Dönem Ödevleri 2020-2021

İmam Ebu’l-Hasan el-Eşʿari’nin İstihsânü’l-Havz Fî ʿilmi’l-Kelâm Risalesinin Değerlendirmesi ¬
Baki Karakaya

İDE AKADEMİ | DÖNEM ÖDEVİ 2020-2021 

1. Giriş

İmam Ebu’l-Hasan el-Eşʿari’den uzun bir rivayet zinciriyle aktarılan bu risale temelde Ehl-i Re’y ve Ehl-i Hadîs şeklinde gerçekleşen bir ayrımı belirginleştirir. Ehl-i Hadîs dini bağlamdaki görüşünün çıkış noktası isminin de zikrettiği gibi naslar üzerinden kurar ve bunların dışında kalan alanları bir nevi kör noktalar olarak görme eğilimindedir. Diğer bir deyişle, Ehl-i Hadîs, yalnızca Kur’an-ı Kerim’de belirlenmiş ve Hz. Muhammed ile sahabe tarafından muayyen şekillerde değinilmiş noktaları ve ayrımları öne sürmekle yetinir. Ehl-i Re’y ise imanın bu belirlenmiş alanlar içerisinde kalmasının mümkün olmadığını, bunun genişletilmesinin ve bir takım başka konular üzerine düşünülmesinin hayatın temel bileşenlerini daha iyi kavramak ve imana daha yaraşır bir şekilde yaşama imkânını elde etmek için elzem olduğu fikrinden hareket eder. Bu bakımdan, Ehl-i Re’y felsefi bir tutuma ve aklın işlevinin kendisini daha fazla öne çıkarabileceği bir yaklaşıma kapı aralar. İmam Eşʿari’nin düşüncesi ve risalesi bu noktada İslam’da oldukça erken dönemde ortaya çıkan bu çatallaşmanın belirginleştirilmesi, din ve tanrı inancının akli bir yolla pekiştirilmesi ve dahi ön plana çıkarılarak evrenselleştirilmesi açısından önem arz eder. İmam Eşʿari’nin söz konusu risalesi böylece Ehl-i Hadâs tarafından gelen itirazlara bir cevap niteliği taşır ve bu bakımdan bağlamını da ancak bu şekilde okunduğunda bulur.

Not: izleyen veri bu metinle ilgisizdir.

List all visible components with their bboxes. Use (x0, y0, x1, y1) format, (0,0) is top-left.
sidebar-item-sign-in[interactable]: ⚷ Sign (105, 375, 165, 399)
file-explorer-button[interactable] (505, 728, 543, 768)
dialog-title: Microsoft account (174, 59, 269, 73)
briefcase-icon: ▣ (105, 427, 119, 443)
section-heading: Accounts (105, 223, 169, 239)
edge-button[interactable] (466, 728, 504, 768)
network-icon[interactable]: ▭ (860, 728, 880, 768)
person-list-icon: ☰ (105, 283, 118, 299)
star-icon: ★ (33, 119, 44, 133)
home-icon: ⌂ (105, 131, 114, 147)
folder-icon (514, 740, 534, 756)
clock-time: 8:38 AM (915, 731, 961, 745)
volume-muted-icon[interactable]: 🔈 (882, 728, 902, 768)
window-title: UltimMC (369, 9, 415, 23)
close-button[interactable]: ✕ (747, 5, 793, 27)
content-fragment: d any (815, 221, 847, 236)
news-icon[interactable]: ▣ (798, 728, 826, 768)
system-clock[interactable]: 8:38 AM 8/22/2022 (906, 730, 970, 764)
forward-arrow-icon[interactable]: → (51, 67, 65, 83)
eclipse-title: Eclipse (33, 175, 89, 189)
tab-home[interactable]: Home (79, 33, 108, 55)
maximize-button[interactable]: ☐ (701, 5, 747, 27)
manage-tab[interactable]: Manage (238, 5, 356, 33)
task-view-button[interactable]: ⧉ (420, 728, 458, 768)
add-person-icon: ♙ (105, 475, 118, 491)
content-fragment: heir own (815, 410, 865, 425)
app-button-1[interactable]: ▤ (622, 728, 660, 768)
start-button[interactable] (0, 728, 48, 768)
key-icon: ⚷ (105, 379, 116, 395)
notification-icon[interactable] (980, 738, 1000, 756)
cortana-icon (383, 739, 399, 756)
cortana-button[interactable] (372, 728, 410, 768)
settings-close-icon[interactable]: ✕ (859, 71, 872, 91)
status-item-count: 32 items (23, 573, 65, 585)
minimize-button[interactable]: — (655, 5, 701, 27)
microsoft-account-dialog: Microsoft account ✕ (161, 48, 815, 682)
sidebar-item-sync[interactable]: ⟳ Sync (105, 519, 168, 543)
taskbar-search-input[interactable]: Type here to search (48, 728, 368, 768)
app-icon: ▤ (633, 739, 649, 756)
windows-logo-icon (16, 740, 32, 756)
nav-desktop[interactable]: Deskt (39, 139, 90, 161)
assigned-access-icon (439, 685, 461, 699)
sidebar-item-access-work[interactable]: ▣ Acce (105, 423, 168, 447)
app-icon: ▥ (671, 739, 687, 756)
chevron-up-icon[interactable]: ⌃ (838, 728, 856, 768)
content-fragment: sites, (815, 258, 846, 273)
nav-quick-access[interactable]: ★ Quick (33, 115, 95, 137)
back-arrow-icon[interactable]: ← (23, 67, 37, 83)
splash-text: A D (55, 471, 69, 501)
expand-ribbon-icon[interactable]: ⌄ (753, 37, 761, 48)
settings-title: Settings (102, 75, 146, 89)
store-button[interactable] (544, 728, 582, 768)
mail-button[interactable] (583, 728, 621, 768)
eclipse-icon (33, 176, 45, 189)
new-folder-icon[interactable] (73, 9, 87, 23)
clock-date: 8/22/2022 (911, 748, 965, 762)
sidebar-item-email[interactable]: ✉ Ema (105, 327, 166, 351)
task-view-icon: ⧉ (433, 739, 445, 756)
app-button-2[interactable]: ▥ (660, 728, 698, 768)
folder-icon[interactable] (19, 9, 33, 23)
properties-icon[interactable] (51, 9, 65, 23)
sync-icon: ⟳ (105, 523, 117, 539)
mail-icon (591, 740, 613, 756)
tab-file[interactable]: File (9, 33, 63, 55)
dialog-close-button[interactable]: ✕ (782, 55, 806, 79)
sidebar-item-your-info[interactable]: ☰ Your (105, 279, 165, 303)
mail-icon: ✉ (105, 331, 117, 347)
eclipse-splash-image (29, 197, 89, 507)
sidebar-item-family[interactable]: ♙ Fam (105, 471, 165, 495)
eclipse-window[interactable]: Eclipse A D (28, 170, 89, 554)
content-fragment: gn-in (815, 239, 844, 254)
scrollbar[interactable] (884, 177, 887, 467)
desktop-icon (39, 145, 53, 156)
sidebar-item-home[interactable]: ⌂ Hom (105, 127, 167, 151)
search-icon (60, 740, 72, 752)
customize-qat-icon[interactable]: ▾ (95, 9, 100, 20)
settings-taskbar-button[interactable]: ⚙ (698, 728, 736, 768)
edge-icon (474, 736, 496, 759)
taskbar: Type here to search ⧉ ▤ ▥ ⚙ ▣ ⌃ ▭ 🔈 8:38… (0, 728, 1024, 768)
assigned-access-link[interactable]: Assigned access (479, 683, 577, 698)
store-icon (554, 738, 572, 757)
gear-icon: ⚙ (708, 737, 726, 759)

Diğer yandan, İstihsânü’l-Havz fî ʿİlmi’l-Kelâm İmam Eşʿari’nin Mutezile düşüncesine dahil olduğu ve kendi hizbini henüz meydana getirmediği vakitteki düşüncesini yansıttığından, okunurken metnin bağlamını da bu noktada tutmak önemlidir. Bu, bir bakıma, söz konusu bahse konu olan risalenin doğrudan doğruya aklı en keskin şekilde kullanan mezhebin içinde bulunan bir düşünür tarafından ortaya sürüldüğünün unutulmaması gerekir. Bu bakımdan, önce kısaca düşünürün hayatından, Muʿtezile döneminden ve Ehl-i Re’y ve Ehl-i Hadîs arasındaki farklardan hareketle risalenin özetine geçmek, özetin verilmesinden sonra ise risalenin önemine ve literatüre katkısına değinmek yerinde olur.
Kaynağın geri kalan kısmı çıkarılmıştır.